I can’t say I particularly liked any of the characters, nor did I understand their actions. I found Drew to be dislikeable as a person; how he treated his family was a large part of that. It was hinted throughout that he suffered from something in the past, perhaps some form of mental illness, yet it was never explained, and thus I settled into a state of aforementioned confusion whilst trying to garner what I could of the backstory. I know Ravna was a decent man in the grand scheme of things, but I didn’t get a good first impression of him and unfortunately that stuck. His introduction consisted of him fantasising about a younger waitress, which I honestly found to be offputting. He referred to her as his “gothic princess”, and the moment he noticed her in a colour other than black, the fantasy was apparently ruined. Clearly this information wasn’t relevant in any way, shape, or form, yet it was still relayed like it was somehow crucial. The others? I don’t have much to say about them, other than they lacked memorable presence.
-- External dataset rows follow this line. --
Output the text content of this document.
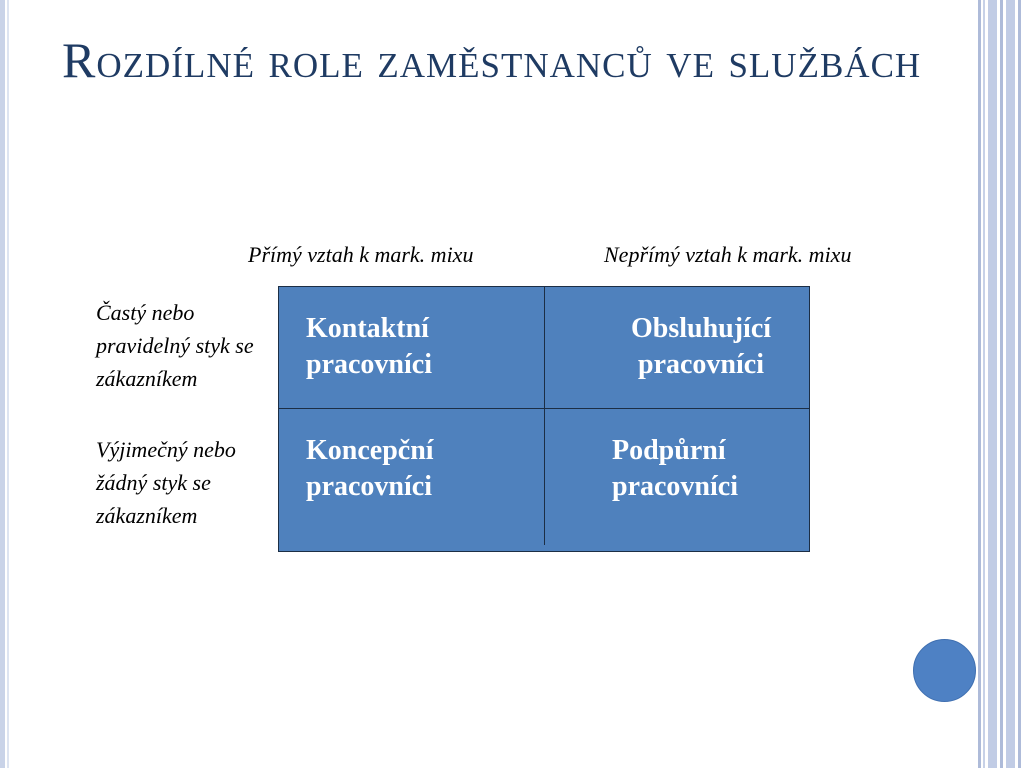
Rozdílné role zaměstnanců ve službách
Přímý vztah k mark. mixu	Nepřímý vztah k mark. mixu
Častý nebo pravidelný styk se zákazníkem
Výjimečný nebo žádný styk se zákazníkem
Kontaktní pracovníci
Obsluhující pracovníci
Koncepční pracovníci
Podpůrní pracovníci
“Preta” and “Gaki” essentially mean the same thing – “hungry ghost” – and is a supernatural being present in Hinduism, Buddhism, Taoism, Chinese and Vietnamese folk religion. I can’t say I was familiar with the lore of this creature until I did some homework. It’s a good concept – I always like when authors include their on take on weird and wonderful monsters. I did find some discomfort in Thorn’s representation, but I was simply too distracted by other elements to really appreciate the depravity. The accounts of the past, told through the spirit of Drew’s grandfather, honestly bored me enough that I wanted to skim over; the narrative was written in such a way that didn’t pull me in, or make me care for what was happening.
If I were to detail how this could’ve been a better read for me, then it would go like this; the focus solely upon Drew or Ravna, with either one being fleshed out instead of the back and forth. Drew was supposed to be a devoted family man, yet I didn’t see that. Ravna was supposed to be some sort of hunter, yet I felt I was merely given a brief glimpse. Of course, this is my personal opinion; plenty of others thoroughly enjoyed it as it is.
In conclusion: I originally rated this three stars, however I’ve retracted one to better fit my thoughts. It was a definite miss for me – I didn’t like much about it other than the somewhat disturbing scenes of “Gaki”.
“The ‘cesspool’ you mention is humanity itself. The ‘gateway’ is the greed, lust and insatiable suffering of humankind. You can no more rid the universe of Gaki than you can of air or water.”